To create the teams, we use the same method as last year. The player with the highest predicted probability goes into the highest slot in his position. Because we care about prediction probabilities, we’ll look at some probability-focused metrics.
The model has a log loss of 0.120 and a Brier score of 0.039. Both metrics are quite strong. Next, we’ll look at the ROC curve and the area under it.
The model has a near-perfect area under the ROC curve of 0.99. This means the model is very strong at differentiating between the two classes.
Finally, we’ll look at 2 additional graphs to show our model’s prediction probability strength. First, we’ll look at the cumulative gain.
This shows the percentage of the total cases in a class “gained” by targeting a percentage of the total sample. The dotted black line represents the baseline, or essentially what you’d expect from a true random sample. So, any point along the baseline says “the top x% of the sample contains x% of this class.” This means that the higher we are above the baseline, the better the model is at identifying that class.
We see that the cumulative gain for class 1 is very high. By the top 15% of the sample, we contain almost 100% of class 1. Given that class 1 is All-NBA players, it’s very good that the top 15% of players in All-NBA probability is a superset of all All-NBA players. Though the model isn’t very good at identifying class 0 (not All-NBA players) above random, this is not our main concern.
Next, we’ll look at the lift curve. This presents a similar idea in a different way.

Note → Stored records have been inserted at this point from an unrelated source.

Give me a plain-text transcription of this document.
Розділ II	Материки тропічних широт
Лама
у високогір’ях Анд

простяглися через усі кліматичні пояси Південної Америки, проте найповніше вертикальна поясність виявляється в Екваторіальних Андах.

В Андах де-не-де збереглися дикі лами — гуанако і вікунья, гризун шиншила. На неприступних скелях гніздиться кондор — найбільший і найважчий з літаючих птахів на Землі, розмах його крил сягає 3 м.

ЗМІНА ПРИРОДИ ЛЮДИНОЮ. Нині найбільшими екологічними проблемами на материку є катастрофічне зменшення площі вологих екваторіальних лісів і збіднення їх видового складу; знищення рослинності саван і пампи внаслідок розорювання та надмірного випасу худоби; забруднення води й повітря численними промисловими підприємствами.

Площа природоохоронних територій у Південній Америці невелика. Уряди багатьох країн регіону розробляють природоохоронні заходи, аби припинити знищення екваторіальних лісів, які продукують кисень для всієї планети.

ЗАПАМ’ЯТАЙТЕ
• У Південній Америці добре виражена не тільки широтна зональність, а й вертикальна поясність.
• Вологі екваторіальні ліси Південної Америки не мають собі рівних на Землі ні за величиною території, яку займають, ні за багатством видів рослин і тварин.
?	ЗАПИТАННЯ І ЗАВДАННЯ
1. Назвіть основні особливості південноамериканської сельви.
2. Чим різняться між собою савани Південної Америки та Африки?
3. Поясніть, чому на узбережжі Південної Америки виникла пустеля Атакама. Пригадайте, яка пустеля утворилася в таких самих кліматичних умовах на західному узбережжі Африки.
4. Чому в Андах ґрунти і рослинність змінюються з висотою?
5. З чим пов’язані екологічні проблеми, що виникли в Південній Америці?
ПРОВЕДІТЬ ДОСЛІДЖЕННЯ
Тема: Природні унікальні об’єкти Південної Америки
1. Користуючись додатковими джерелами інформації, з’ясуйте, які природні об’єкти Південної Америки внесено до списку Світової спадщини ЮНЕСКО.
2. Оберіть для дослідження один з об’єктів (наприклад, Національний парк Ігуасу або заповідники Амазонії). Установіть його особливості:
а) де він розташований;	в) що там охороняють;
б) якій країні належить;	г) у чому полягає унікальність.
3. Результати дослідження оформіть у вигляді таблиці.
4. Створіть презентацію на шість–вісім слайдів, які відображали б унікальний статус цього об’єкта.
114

This essentially divides each point on the cumulative gains chart by the baseline. So, the “lift” is the ratio of the cumulative gain to the baseline. For example, at the point (0.2, 5), we see that the model is 5x more likely to identify an All-NBA player in the top 20% of the sample than a random model. Among the highest prediction probabilities, the model is about 30x more likely to identify an All-NBA player than the baseline.
Each of our metrics shows the model’s strength, particularly in predicting the positive class (All-NBA players). We believe the model creates strong predictions for All-NBA players.
On 2/3/2020 before any games were played, we collected all the necessary data for every player who played a game in the 2019-20 All-NBA season. We scaled the necessary stats (like games, win shares, etc.) up to a full season. Then, we fed the model this data to make predictions.
As described before, we created the All-NBA teams with prediction probabilities. When a player’s position was unclear, we used All-Star game position. If the player did not make the All-Star game, we used whichever position the player played the most minutes. So, Luka Doncic counts as a guard. DeMar DeRozan and Jimmy Butler count as forwards.
The table below shows our results.
|1||James Harden||Damian Lillard||Giannis Antetokounmpo||LeBron James||Anthony Davis|
|2||Luka Doncic||Ben Simmons||Jimmy Butler||Kawhi Leonard||Rudy Gobert|
|3||Devin Booker||Trae Young||Pascal Siakam||DeMar DeRozan||Nikola Jokic|
To view each player’s probability, look at the table below.
We see that several players have small differences in their All-NBA probabilities. This will likely stabilize as the season progresses.
Last year, our models almost perfectly predicted the All-NBA teams. This year, we’re taking a different – and hopefully better – approach. So far, our models return what many project for the All-NBA teams.
To improve the model, we could take a few different steps. First, several players have extremely close All-NBA probabilities. This is due to how we constructed the problem. For example, using SMOTE gives us more positive class examples, but it means that the All-NBA worthy players all have high probabilities. Furthermore, different model structures – such as using different numbers of layers, regularization, or activation functions – may help this. Nevertheless, the model’s historical performance is extremely strong. Therefore, it is likely a robust predictor of this year’s All-NBA teams.